Having spent considerable time studying the behavior of Japanese troops throughout the Pacific Theater, I would not regard any Japanese soldier or sailor, dead or alive, as a hero. The Australians, yes, the Japanese no.
Next, the Japanese did not dig large rifle pits. See the following website for information on Japanese defenses.
It is an online edition of the US Army’s Handbook on Japanese Military Forces, 15 September 1944. Take a look at the chapters covering Japanese island defenses and jungle warfare. The large square pits could be the beginnings of a square bunker, but also could be latrines. If they are lined with logs, then likely a bunker, if not, then likely a latrine. Latrines would make sense if it was the site of a Japanese hospital unit. If it was a medical unit there, they should find remains of Japanese surgical equipment and medication bottles. When I was in the New Georgia group of the Solomon Islands in 2002 with National Geographic, I sent the TV Guide reporter and the National Geographic Internet reporter to check out some caves on the island of Kolombangara where a Japanese hospital unit was reported to have been located. I went over with them prior to their going what they should be looking for out of my own copy of the Handbook. They reported back that they found pretty much everything I had told them to look out for. Of course, this hospital was located in a cave, so was much more likely to have a large amount of material preserved, but medicine bottles and surgical kits should still be apparent.
Hopefully, a reasonably good military archaeologist will get out there to examine the site.
Any person in uniform who died for country deserves a proper burial. I’ll let God be the Judge of a man’s character.
Here is a story of mercy that moved me concerning the famous Japanese ace Saburo Sakai.

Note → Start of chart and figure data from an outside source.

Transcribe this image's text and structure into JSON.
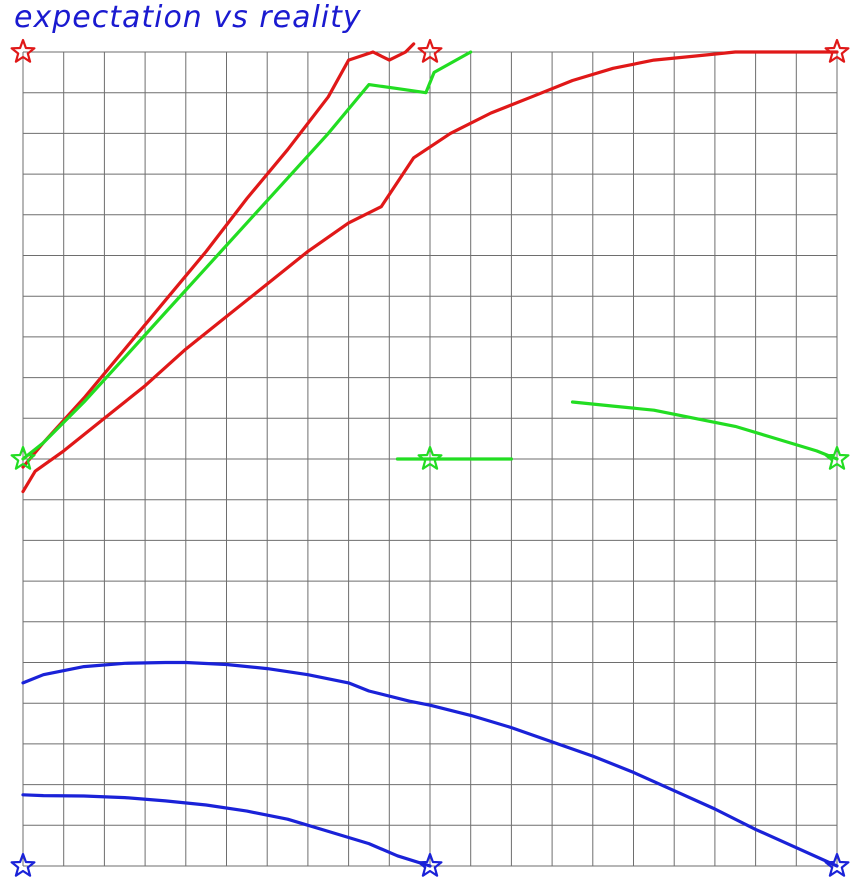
{
  "title": "expectation vs reality",
  "colors": {
    "title": "#1a1ad0",
    "grid": "#6e6e6e",
    "red": "#e01818",
    "green": "#22dd22",
    "blue": "#1a22d8",
    "background": "#ffffff"
  },
  "chart_data": {
    "type": "line",
    "title": "expectation vs reality",
    "xlabel": "",
    "ylabel": "",
    "grid": true,
    "xlim": [
      0,
      20
    ],
    "ylim": [
      0,
      20
    ],
    "series": [
      {
        "color": "red",
        "x": [
          0,
          0.5,
          1.5,
          2.5,
          3.5,
          4.5,
          5.5,
          6.5,
          7.5,
          8.0,
          8.6,
          9.0,
          9.4,
          9.6
        ],
        "y": [
          9.8,
          10.4,
          11.5,
          12.7,
          13.9,
          15.1,
          16.4,
          17.6,
          18.9,
          19.8,
          20.0,
          19.8,
          20.0,
          20.2
        ]
      },
      {
        "color": "red",
        "x": [
          0,
          0.3,
          1.0,
          2.0,
          3.0,
          4.0,
          5.0,
          6.0,
          7.0,
          8.0,
          8.8,
          9.6,
          10.5,
          11.5,
          12.5,
          13.5,
          14.5,
          15.5,
          16.5,
          17.5,
          18.5,
          19.5,
          20.0
        ],
        "y": [
          9.2,
          9.7,
          10.2,
          11.0,
          11.8,
          12.7,
          13.5,
          14.3,
          15.1,
          15.8,
          16.2,
          17.4,
          18.0,
          18.5,
          18.9,
          19.3,
          19.6,
          19.8,
          19.9,
          20.0,
          20.0,
          20.0,
          20.0
        ]
      },
      {
        "color": "green",
        "x": [
          0,
          0.5,
          1.5,
          2.5,
          3.5,
          4.5,
          5.5,
          6.5,
          7.5,
          8.5,
          9.2,
          9.9,
          10.1,
          11.0
        ],
        "y": [
          10.0,
          10.4,
          11.4,
          12.5,
          13.6,
          14.7,
          15.8,
          16.9,
          18.0,
          19.2,
          19.1,
          19.0,
          19.5,
          20.0
        ]
      },
      {
        "color": "green",
        "x": [
          9.2,
          10.0,
          11.0,
          12.0
        ],
        "y": [
          10.0,
          10.0,
          10.0,
          10.0
        ]
      },
      {
        "color": "green",
        "x": [
          13.5,
          14.5,
          15.5,
          16.5,
          17.5,
          18.5,
          19.5,
          20.0
        ],
        "y": [
          11.4,
          11.3,
          11.2,
          11.0,
          10.8,
          10.5,
          10.2,
          10.0
        ]
      },
      {
        "color": "blue",
        "x": [
          0,
          0.5,
          1.5,
          2.5,
          3.5,
          4.0,
          5.0,
          6.0,
          7.0,
          8.0,
          8.5,
          9.5,
          10.0,
          11.0,
          12.0,
          13.0,
          14.0,
          15.0,
          16.0,
          17.0,
          18.0,
          19.0,
          20.0
        ],
        "y": [
          4.5,
          4.7,
          4.9,
          4.98,
          5.0,
          5.0,
          4.95,
          4.85,
          4.7,
          4.5,
          4.3,
          4.05,
          3.95,
          3.7,
          3.4,
          3.05,
          2.7,
          2.3,
          1.85,
          1.4,
          0.9,
          0.45,
          0.0
        ]
      },
      {
        "color": "blue",
        "x": [
          0,
          0.5,
          1.5,
          2.5,
          3.5,
          4.5,
          5.5,
          6.5,
          7.5,
          8.5,
          9.2,
          10.0
        ],
        "y": [
          1.75,
          1.73,
          1.72,
          1.68,
          1.6,
          1.5,
          1.35,
          1.15,
          0.85,
          0.55,
          0.25,
          0.0
        ]
      }
    ],
    "stars": [
      {
        "color": "red",
        "x": 0,
        "y": 20
      },
      {
        "color": "red",
        "x": 10,
        "y": 20
      },
      {
        "color": "red",
        "x": 20,
        "y": 20
      },
      {
        "color": "green",
        "x": 0,
        "y": 10
      },
      {
        "color": "green",
        "x": 10,
        "y": 10
      },
      {
        "color": "green",
        "x": 20,
        "y": 10
      },
      {
        "color": "blue",
        "x": 0,
        "y": 0
      },
      {
        "color": "blue",
        "x": 10,
        "y": 0
      },
      {
        "color": "blue",
        "x": 20,
        "y": 0
      }
    ]
  }
}
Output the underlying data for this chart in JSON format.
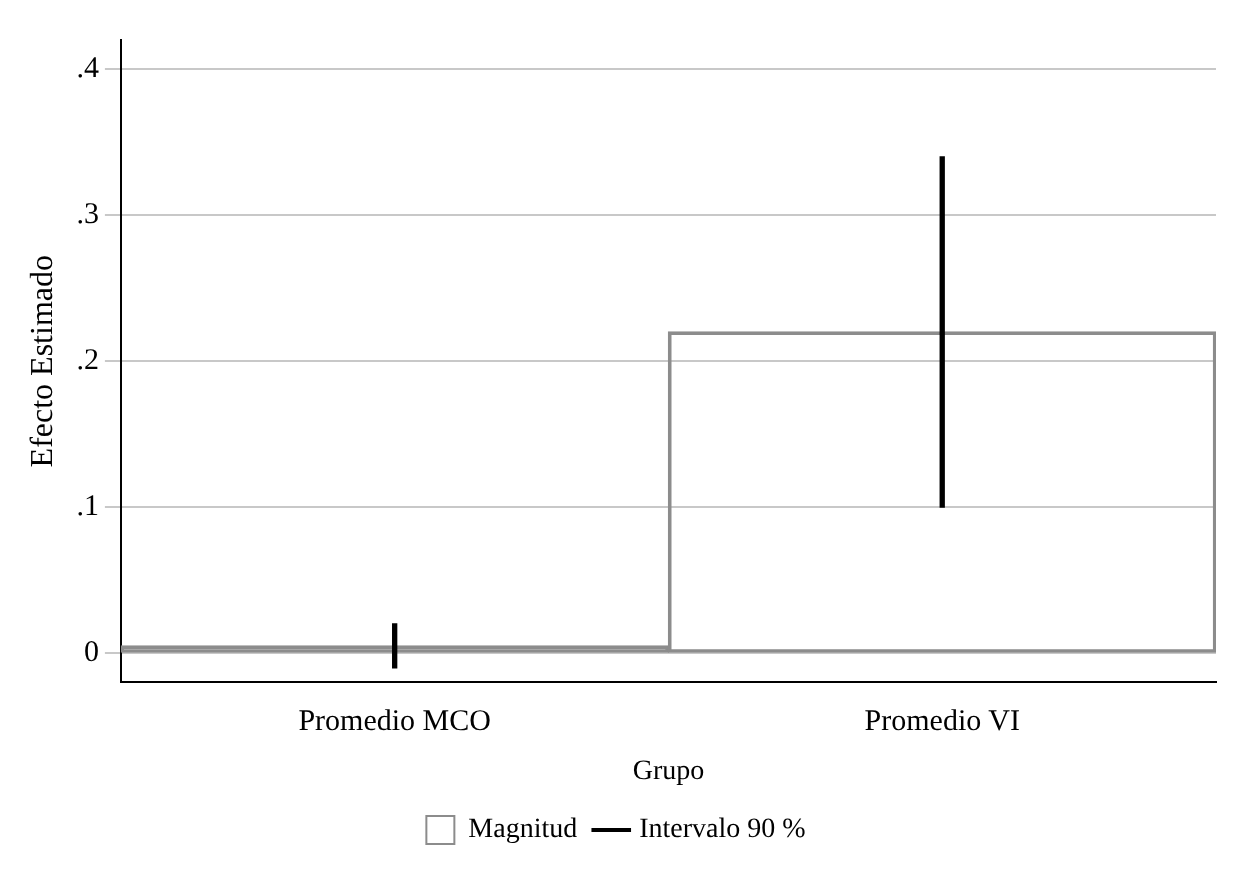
{
  "chart_data": {
    "type": "bar",
    "xlabel": "Grupo",
    "ylabel": "Efecto Estimado",
    "categories": [
      "Promedio MCO",
      "Promedio VI"
    ],
    "series": [
      {
        "name": "Magnitud",
        "type": "bar",
        "color": "#8c8c8c",
        "values": [
          0.005,
          0.22
        ]
      },
      {
        "name": "Intervalo 90 %",
        "type": "bar",
        "color": "#000000",
        "base": [
          -0.01,
          0.1
        ],
        "values": [
          0.03,
          0.24
        ]
      }
    ],
    "ylim": [
      -0.02,
      0.42
    ],
    "yticks": [
      {
        "value": 0,
        "label": "0"
      },
      {
        "value": 0.1,
        "label": ".1"
      },
      {
        "value": 0.2,
        "label": ".2"
      },
      {
        "value": 0.3,
        "label": ".3"
      },
      {
        "value": 0.4,
        "label": ".4"
      }
    ],
    "grid": "y",
    "legend": "bottom"
  }
}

“Early in 1942, Sakai was transferred to Tarakan Island in Borneo and fought in the Dutch East Indies. The Japanese high command had instructed fighter patrols to down all enemy aircraft encountered, whether they were armed or not. On a patrol with his Zero over Java, just after shooting down an enemy aircraft, Sakai encountered a civilian Dutch Douglas DC-3 flying at low altitude over dense jungle. Sakai initially assumed it was transporting important people and signaled to its pilot to follow him; the pilot did not obey. Sakai came down and got much closer to the DC-3. He spotted a blonde woman and a young child through the window, along with other passengers. The woman reminded him of Mrs. Martin, an American who had occasionally taught him as a child in middle school and had been good to him. He decided to ignore his orders and flew ahead of the pilot, signaling him to go ahead. The pilot and passengers saluted.”
The story is support by personal on the DC-3. The plane encounter a Zero that had them in gun range and spared the plane. Suburo Sakai took credit for the encounter. I read of this in the publication, World War II monthly. It’s been several years ago.
There is no doubt about Japanese war crimes.
My point is that the nation of Japan should have the right to bury the remains of the dead with honor. Unless certain remains can get postitively linked to a person who committed a crime, the remains should be honor as a person that answered the call of country and never came home.
A more realistic distance is over 800 statute miles.
Zero had a range of 1,600 miles, so yes thats consistent with Sakai’s account over Java.
Also, they had over 400 Zeros in active service by July 1940.